Sunny Valley Preserve Trails
New Milford & Bridgewater
3 Separate Trail Networks
Owned by the Nature Conservancy, the Sunny Valley Preserve consists of 1,850 acres of farmland, forests, wetlands, and meadows on 19 parcels of land. Visitors can hike on trails and learn about nature, land management, and environmentally compatible farming at several observation sites.
The preserve was originally donated to by the late George D. Pratt Jr. of Bridgewater in a series of transfers from 1973 to 1979. Its variety of topography, geology, and natural habitats support diverse wildlife and biological communities. It comprises a variety of terrain along both sides of the Housatonic River Valley, including large stands of hemlock and mixed second growth hardwood forest.
Migratory species such as the worm-eating warbler, cerulean warbler, northern goshawk and scarlet tanager have found a secure nesting place in Sunny Valley’s forests. The preserve’s grasslands and a wide range of vegetation also provide habitat for such species as the eastern meadowlark, bobolink, American kestrel, and Cooper’s hawk, which are known to be declining in the Northeast.

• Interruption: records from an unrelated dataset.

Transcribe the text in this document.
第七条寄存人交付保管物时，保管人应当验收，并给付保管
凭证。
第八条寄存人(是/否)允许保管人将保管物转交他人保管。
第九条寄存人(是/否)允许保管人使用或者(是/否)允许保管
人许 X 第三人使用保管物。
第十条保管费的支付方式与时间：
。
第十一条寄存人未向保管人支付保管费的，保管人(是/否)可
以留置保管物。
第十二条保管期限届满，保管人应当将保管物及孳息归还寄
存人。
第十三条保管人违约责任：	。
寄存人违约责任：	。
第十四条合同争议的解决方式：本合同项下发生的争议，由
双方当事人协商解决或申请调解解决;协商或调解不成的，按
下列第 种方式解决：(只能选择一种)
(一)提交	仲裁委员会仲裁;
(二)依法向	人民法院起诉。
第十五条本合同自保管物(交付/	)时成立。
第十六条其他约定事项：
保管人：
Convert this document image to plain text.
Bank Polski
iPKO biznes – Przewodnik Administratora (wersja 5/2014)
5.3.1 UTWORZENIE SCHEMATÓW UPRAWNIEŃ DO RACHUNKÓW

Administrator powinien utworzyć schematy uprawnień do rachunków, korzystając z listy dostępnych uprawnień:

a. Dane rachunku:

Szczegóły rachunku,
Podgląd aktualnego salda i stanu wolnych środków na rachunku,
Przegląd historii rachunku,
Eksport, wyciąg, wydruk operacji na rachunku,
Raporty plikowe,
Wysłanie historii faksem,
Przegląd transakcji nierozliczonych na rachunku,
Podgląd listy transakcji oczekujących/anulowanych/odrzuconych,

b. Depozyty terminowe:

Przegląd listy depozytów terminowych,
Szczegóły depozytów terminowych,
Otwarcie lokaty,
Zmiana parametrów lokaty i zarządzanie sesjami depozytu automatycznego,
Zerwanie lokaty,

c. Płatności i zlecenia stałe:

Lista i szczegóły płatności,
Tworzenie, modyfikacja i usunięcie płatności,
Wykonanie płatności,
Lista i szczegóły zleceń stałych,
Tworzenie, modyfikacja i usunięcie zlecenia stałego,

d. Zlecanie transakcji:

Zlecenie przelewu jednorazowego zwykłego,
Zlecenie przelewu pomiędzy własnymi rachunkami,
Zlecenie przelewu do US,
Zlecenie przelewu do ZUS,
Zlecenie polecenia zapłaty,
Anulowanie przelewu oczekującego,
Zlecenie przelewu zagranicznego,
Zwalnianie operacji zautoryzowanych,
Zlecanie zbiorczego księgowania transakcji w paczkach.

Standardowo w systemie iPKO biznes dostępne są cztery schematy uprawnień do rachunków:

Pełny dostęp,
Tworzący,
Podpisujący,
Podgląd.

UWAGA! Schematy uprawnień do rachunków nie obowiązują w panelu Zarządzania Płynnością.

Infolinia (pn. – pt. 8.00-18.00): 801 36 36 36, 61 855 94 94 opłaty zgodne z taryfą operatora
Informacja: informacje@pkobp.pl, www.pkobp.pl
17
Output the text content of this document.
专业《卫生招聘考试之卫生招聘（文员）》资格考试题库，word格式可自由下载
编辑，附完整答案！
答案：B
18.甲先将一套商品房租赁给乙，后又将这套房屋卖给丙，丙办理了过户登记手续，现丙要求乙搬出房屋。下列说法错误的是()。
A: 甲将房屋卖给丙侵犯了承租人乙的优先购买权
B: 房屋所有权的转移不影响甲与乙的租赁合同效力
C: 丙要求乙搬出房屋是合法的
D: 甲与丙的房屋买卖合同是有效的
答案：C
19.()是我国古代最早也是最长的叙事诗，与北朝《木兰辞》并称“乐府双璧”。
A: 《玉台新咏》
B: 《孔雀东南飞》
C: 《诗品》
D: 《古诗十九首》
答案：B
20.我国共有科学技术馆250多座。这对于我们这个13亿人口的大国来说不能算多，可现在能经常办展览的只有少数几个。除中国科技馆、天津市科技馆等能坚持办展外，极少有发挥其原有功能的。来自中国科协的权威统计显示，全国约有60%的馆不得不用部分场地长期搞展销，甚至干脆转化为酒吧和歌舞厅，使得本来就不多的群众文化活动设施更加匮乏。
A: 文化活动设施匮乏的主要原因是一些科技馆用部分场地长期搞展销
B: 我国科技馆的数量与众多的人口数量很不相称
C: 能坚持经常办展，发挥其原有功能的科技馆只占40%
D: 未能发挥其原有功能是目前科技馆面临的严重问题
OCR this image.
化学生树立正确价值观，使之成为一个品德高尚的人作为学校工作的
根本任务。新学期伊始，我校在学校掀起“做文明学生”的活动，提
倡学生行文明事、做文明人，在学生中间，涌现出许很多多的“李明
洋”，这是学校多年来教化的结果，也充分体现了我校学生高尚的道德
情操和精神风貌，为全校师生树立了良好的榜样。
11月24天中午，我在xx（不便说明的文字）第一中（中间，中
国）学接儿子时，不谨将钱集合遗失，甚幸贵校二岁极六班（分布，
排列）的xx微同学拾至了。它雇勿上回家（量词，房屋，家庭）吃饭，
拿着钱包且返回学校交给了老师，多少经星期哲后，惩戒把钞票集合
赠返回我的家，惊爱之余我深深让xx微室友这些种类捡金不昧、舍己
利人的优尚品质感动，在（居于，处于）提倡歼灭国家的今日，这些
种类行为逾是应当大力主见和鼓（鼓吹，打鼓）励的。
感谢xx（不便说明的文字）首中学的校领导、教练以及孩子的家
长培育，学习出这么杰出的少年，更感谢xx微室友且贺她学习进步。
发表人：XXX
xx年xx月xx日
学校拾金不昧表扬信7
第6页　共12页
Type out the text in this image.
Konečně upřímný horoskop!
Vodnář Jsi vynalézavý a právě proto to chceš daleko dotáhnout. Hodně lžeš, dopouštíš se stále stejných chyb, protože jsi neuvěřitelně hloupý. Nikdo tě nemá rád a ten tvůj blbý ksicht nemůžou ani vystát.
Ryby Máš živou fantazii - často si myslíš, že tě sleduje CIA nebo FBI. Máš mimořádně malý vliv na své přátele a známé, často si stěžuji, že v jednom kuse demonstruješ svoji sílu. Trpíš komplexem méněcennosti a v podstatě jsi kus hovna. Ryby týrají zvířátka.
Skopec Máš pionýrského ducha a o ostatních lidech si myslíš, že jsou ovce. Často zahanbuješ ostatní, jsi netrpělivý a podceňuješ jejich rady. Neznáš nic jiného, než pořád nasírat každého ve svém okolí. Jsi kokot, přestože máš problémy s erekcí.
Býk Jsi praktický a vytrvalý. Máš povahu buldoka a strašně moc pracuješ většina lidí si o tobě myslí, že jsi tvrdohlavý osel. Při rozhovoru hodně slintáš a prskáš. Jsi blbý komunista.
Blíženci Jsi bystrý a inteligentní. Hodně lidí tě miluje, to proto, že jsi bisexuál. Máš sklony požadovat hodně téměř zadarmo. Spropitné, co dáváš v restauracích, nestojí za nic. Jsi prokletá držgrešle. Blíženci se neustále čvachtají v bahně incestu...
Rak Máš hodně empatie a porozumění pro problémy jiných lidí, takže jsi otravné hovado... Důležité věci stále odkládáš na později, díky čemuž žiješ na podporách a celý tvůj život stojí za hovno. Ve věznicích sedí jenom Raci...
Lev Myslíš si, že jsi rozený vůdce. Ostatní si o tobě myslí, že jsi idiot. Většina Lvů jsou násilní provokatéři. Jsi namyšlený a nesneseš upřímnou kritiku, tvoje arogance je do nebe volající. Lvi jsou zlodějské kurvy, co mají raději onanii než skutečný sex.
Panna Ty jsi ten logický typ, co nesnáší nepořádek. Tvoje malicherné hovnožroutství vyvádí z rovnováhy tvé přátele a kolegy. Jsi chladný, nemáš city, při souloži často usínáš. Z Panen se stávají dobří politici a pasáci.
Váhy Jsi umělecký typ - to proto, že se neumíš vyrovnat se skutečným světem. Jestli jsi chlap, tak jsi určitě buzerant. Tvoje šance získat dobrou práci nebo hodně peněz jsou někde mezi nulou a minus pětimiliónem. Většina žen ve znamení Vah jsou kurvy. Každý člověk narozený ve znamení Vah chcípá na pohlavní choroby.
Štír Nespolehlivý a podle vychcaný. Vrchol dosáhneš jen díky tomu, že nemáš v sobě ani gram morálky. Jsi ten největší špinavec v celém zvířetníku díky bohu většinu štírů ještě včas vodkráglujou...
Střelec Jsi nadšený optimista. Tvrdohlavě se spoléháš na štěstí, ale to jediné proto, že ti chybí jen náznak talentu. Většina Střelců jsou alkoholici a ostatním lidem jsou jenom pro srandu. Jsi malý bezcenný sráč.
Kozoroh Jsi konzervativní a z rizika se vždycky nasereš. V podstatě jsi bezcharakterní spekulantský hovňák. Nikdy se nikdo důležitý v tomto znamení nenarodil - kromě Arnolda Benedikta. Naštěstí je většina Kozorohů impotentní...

The Conservancy has initiated surveys to develop an inventory of the preserve’s wildlife and plants. Meanwhile, Sunny Valley’s farmland and farm operations remain a focal point of community interest. The Conservancy has returned the preserve’s three primary farms to productive agriculture by leasing them to farmers after making significant capital improvements. This investment has paid off with increased local interest in the preserve and support for the Conservancy.
Hiking in/near the farmland is a fairly unique experience in Connecticut.